Mit dem neuen Stadtjugendring wurde bereits ein Netzwerk der Jugendverbände geschaffen. „Außerdem wollen wir das Ehrenamt einbinden und mehr Veranstaltungen in den Saal bringen“, erläutert Abels.

„Der neue Verein bedeutet eine wichtige Ausweitung unserer präventiven Jugendarbeit und schließt eine Lücke“, betont der Erste Beigeordnete Michael Heesch. Die Ehrenamtler machten Angebote möglich, die mit hauptamtlichen Kräften allein nicht zu bewältigen wären.

Vereinsvorsitzender Lukas Netzer aus Wevelinghoven ist 21 Jahre alt, Geschäftsführerin Ricarda Bohlen aus Grevenbroich ebenso. Der Verein hat bislang rund 30 Mitglieder, der „harte Kern“ umfasst zehn bis 15 Menschen zwischen 16 und 25 Jahren. Bislang haben sie eine Veranstaltung für junge Wähler zur Landtagswahl organisiert und für die Zukunft haben sie sich viel vorgenommen. Zu den Ideen zählen Anti-Aggressionstraining und Gruppenleiterschulungen ebenso wie Kabarett- und Comedy-Abende, ein Band-Contest, um jungen Musikern ein Forum zu bieten, oder „ein Open-Air-Kino. Dafür bietet sich die Alte Feuerwache geradezu an“, sagt Lukas Netzer. Konkreter geplant ist bereits eine 90er-Jahre-Party. Für den Spätsommer in Planung ist ein „Sports-Day“, bei dem die Besucher beispielsweise Bogenschießen oder einen Hochseilgarten ausprobieren können, sowie für Sommer nächsten Jahres ein Europa-Camp.

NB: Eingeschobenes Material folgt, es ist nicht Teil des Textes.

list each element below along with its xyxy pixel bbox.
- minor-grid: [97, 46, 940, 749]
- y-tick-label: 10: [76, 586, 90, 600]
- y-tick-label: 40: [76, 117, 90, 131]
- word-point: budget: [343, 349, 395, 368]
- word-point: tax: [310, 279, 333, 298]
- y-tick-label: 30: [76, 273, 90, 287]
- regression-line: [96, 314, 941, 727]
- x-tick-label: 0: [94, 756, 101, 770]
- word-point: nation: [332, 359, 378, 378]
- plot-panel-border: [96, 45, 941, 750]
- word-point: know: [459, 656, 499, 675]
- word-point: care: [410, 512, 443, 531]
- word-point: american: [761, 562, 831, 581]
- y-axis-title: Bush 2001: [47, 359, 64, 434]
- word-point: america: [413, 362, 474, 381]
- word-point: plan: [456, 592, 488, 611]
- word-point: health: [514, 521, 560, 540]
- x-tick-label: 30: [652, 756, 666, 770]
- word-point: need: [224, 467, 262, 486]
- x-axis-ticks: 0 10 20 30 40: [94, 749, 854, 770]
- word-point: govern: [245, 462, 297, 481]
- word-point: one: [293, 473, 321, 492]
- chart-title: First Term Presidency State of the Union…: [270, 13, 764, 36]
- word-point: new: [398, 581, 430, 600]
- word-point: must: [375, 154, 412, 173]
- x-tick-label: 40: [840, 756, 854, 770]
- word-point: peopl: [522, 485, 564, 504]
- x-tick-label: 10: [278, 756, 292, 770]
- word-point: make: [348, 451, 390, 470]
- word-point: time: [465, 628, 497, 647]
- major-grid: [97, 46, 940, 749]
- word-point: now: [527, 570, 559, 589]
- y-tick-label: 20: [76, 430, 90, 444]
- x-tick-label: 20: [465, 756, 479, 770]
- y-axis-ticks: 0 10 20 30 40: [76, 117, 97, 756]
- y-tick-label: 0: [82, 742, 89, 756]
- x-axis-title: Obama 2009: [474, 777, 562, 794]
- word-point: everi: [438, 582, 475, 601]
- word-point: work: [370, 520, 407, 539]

Jugendliche aus der niederländischen Partnerkommune Peel-en-Maas und aus Grevenbroich sollen sich, wie Netzer sagt, dabei zwei Tage in Workshops zu Europa treffen. Zum Abschluss ist ein für alle offenes Europa-Festival geplant. „Oft sagen Jugendliche, dass in Grevenbroich nichts los sei. Das stimmt nicht, hier gibt es einiges — aber es ist vielen nicht bekannt. Da ist mehr Öffentlichkeitsarbeit nötig“, erklärt Stadtjugendpfleger Christian Abels.